Page curation marking pages with citations as having no citations
Closed, ResolvedPublicBUG REPORT

Description

Recently discovered this when I saw one of my own creations in the new pages feed: https://en.wikipedia.org/wiki/Pietro_Campori

Its marked as no citations, but every version of the page had at least one reference. It uses The shortened footnotes format {{sfn}}

Event Timeline

Restricted Application added a subscriber: Aklapper. · View Herald Transcript

Yup, the {{sfn}} format is what's throwing it off. Page Cuartion specifically looks for <ref> tags.

From the top of my head, I believe there's one place in the code where we're parsing the page. In that same block we could look there for citation-like markup (e.g. <sup>[integer]</sup).
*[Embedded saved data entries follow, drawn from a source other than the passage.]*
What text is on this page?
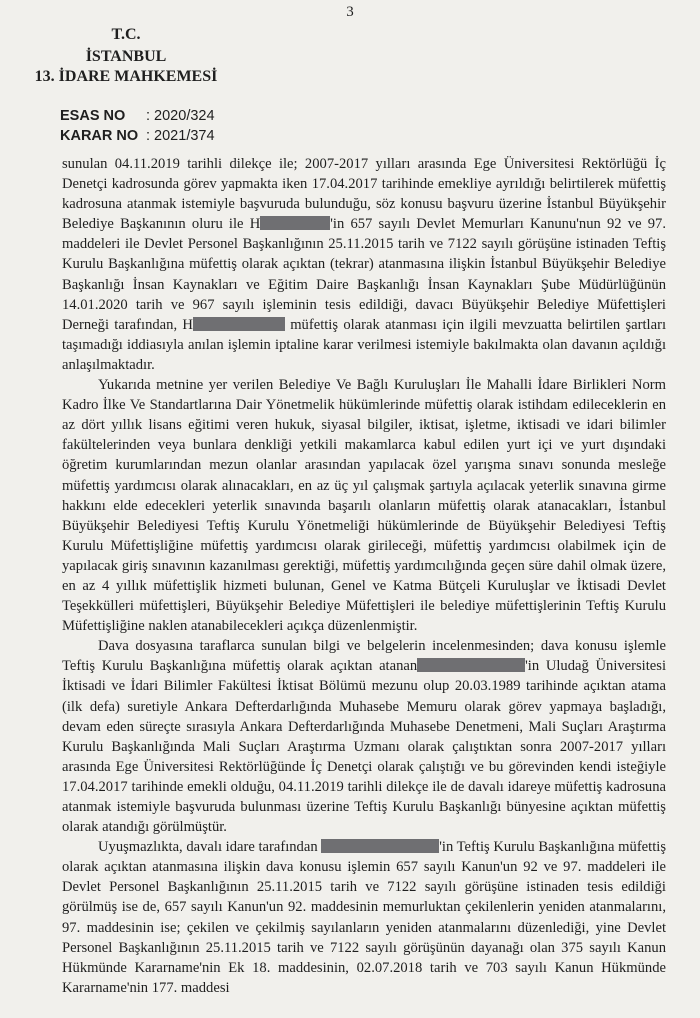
3
T.C.
İSTANBUL
13. İDARE MAHKEMESİ
ESAS NO : 2020/324
KARAR NO : 2021/374

sunulan 04.11.2019 tarihli dilekçe ile; 2007-2017 yılları arasında Ege Üniversitesi Rektörlüğü İç Denetçi kadrosunda görev yapmakta iken 17.04.2017 tarihinde emekliye ayrıldığı belirtilerek müfettiş kadrosuna atanmak istemiyle başvuruda bulunduğu, söz konusu başvuru üzerine İstanbul Büyükşehir Belediye Başkanının oluru ile H	'in 657 sayılı Devlet Memurları Kanunu'nun 92 ve 97. maddeleri ile Devlet Personel Başkanlığının 25.11.2015 tarih ve 7122 sayılı görüşüne istinaden Teftiş Kurulu Başkanlığına müfettiş olarak açıktan (tekrar) atanmasına ilişkin İstanbul Büyükşehir Belediye Başkanlığı İnsan Kaynakları ve Eğitim Daire Başkanlığı İnsan Kaynakları Şube Müdürlüğünün 14.01.2020 tarih ve 967 sayılı işleminin tesis edildiği, davacı Büyükşehir Belediye Müfettişleri Derneği tarafından, H	müfettiş olarak atanması için ilgili mevzuatta belirtilen şartları taşımadığı iddiasıyla anılan işlemin iptaline karar verilmesi istemiyle bakılmakta olan davanın açıldığı anlaşılmaktadır.

Yukarıda metnine yer verilen Belediye Ve Bağlı Kuruluşları İle Mahalli İdare Birlikleri Norm Kadro İlke Ve Standartlarına Dair Yönetmelik hükümlerinde müfettiş olarak istihdam edileceklerin en az dört yıllık lisans eğitimi veren hukuk, siyasal bilgiler, iktisat, işletme, iktisadi ve idari bilimler fakültelerinden veya bunlara denkliği yetkili makamlarca kabul edilen yurt içi ve yurt dışındaki öğretim kurumlarından mezun olanlar arasından yapılacak özel yarışma sınavı sonunda mesleğe müfettiş yardımcısı olarak alınacakları, en az üç yıl çalışmak şartıyla açılacak yeterlik sınavına girme hakkını elde edecekleri yeterlik sınavında başarılı olanların müfettiş olarak atanacakları, İstanbul Büyükşehir Belediyesi Teftiş Kurulu Yönetmeliği hükümlerinde de Büyükşehir Belediyesi Teftiş Kurulu Müfettişliğine müfettiş yardımcısı olarak girileceği, müfettiş yardımcısı olabilmek için de yapılacak giriş sınavının kazanılması gerektiği, müfettiş yardımcılığında geçen süre dahil olmak üzere, en az 4 yıllık müfettişlik hizmeti bulunan, Genel ve Katma Bütçeli Kuruluşlar ve İktisadi Devlet Teşekkülleri müfettişleri, Büyükşehir Belediye Müfettişleri ile belediye müfettişlerinin Teftiş Kurulu Müfettişliğine naklen atanabilecekleri açıkça düzenlenmiştir.

Dava dosyasına taraflarca sunulan bilgi ve belgelerin incelenmesinden; dava konusu işlemle Teftiş Kurulu Başkanlığına müfettiş olarak açıktan atanan	'in Uludağ Üniversitesi İktisadi ve İdari Bilimler Fakültesi İktisat Bölümü mezunu olup 20.03.1989 tarihinde açıktan atama (ilk defa) suretiyle Ankara Defterdarlığında Muhasebe Memuru olarak görev yapmaya başladığı, devam eden süreçte sırasıyla Ankara Defterdarlığında Muhasebe Denetmeni, Mali Suçları Araştırma Kurulu Başkanlığında Mali Suçları Araştırma Uzmanı olarak çalıştıktan sonra 2007-2017 yılları arasında Ege Üniversitesi Rektörlüğünde İç Denetçi olarak çalıştığı ve bu görevinden kendi isteğiyle 17.04.2017 tarihinde emekli olduğu, 04.11.2019 tarihli dilekçe ile de davalı idareye müfettiş kadrosuna atanmak istemiyle başvuruda bulunması üzerine Teftiş Kurulu Başkanlığı bünyesine açıktan müfettiş olarak atandığı görülmüştür.

Uyuşmazlıkta, davalı idare tarafından	'in Teftiş Kurulu Başkanlığına müfettiş olarak açıktan atanmasına ilişkin dava konusu işlemin 657 sayılı Kanun'un 92 ve 97. maddeleri ile Devlet Personel Başkanlığının 25.11.2015 tarih ve 7122 sayılı görüşüne istinaden tesis edildiği görülmüş ise de, 657 sayılı Kanun'un 92. maddesinin memurluktan çekilenlerin yeniden atanmalarını, 97. maddesinin ise; çekilen ve çekilmiş sayılanların yeniden atanmalarını düzenlediği, yine Devlet Personel Başkanlığının 25.11.2015 tarih ve 7122 sayılı görüşünün dayanağı olan 375 sayılı Kanun Hükmünde Kararname'nin Ek 18. maddesinin, 02.07.2018 tarih ve 703 sayılı Kanun Hükmünde Kararname'nin 177. maddesi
There's probably also a more MediaWiki-ish way to detect references.

We could probably put in something in the Cite extension that adds information to the ParserOutput object about references on the page (somewhat similar to how tracking categories and the link/category arrays work), and then check that in PageTriage.

Just to note another example that I found today in case it is helpful: https://en.wikipedia.org/wiki/Action_of_22_August_1917 was a page referenced using {{sfn}}/Harvard style references that also showed up as no citations in the feed.
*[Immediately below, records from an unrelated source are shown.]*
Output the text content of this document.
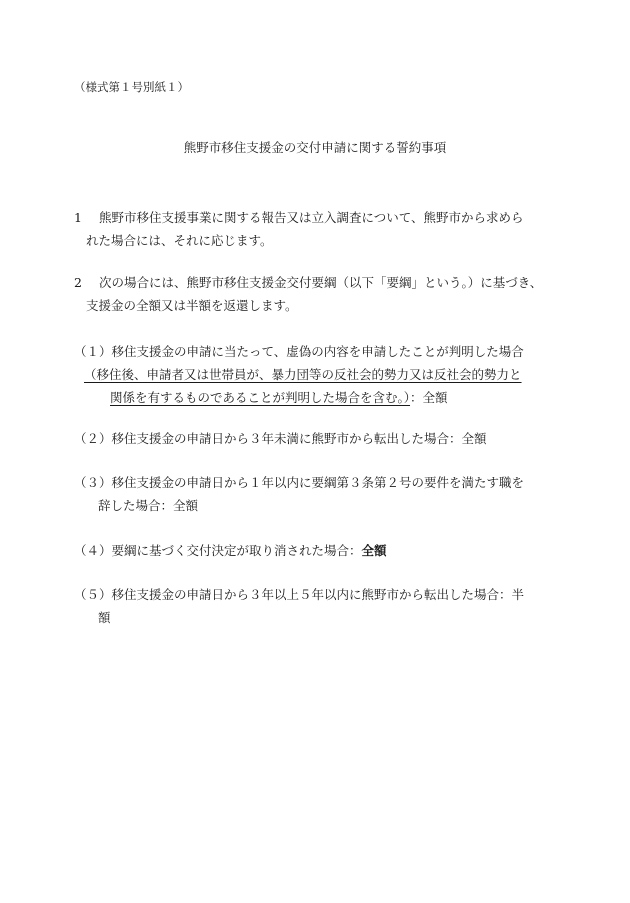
（様式第１号別紙１）
熊野市移住支援金の交付申請に関する誓約事項
1 熊野市移住支援事業に関する報告又は立入調査について、熊野市から求めら
れた場合には、それに応じます。
2 次の場合には、熊野市移住支援金交付要綱（以下「要綱」という。）に基づき、
支援金の全額又は半額を返還します。
（１）移住支援金の申請に当たって、虚偽の内容を申請したことが判明した場合
（移住後、申請者又は世帯員が、暴力団等の反社会的勢力又は反社会的勢力と
関係を有するものであることが判明した場合を含む。）：全額
（２）移住支援金の申請日から３年未満に熊野市から転出した場合：全額
（３）移住支援金の申請日から１年以内に要綱第３条第２号の要件を満たす職を
辞した場合：全額
（４）要綱に基づく交付決定が取り消された場合：全額
（５）移住支援金の申請日から３年以上５年以内に熊野市から転出した場合：半
額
Restricted Application added a subscriber: Liuxinyu970226. · View Herald Transcript

Change 833888 had a related patch set uploaded (by MPGuy2824; author: MPGuy2824):

[mediawiki/extensions/PageTriage@master] PageCuration: Detect {{Sfn}} as being a reference while applying the "No references" page_tag

https://gerrit.wikimedia.org/r/833888

Change 858991 had a related patch set uploaded (by Kosta Harlan; author: Kosta Harlan):

[mediawiki/extensions/PageTriage@master] [hygiene] Clean up checkReferenceTag method

https://gerrit.wikimedia.org/r/858991

Change 833888 merged by jenkins-bot:

[mediawiki/extensions/PageTriage@master] PageCuration: Detect {{Sfn}} and {{Harvnb}} templates as references

https://gerrit.wikimedia.org/r/833888

MPGuy2824 changed the subtype of this task from "Task" to "Bug Report".Nov 21 2022, 11:17 AM
MPGuy2824 moved this task from Code Review to Waiting for enwiki deploy on the PageTriage board.
MPGuy2824 moved this task from Waiting for enwiki deploy to Done on the PageTriage board.

Change 858991 merged by jenkins-bot:

[mediawiki/extensions/PageTriage@master] [hygiene] Clean up checkReferenceTag method

https://gerrit.wikimedia.org/r/858991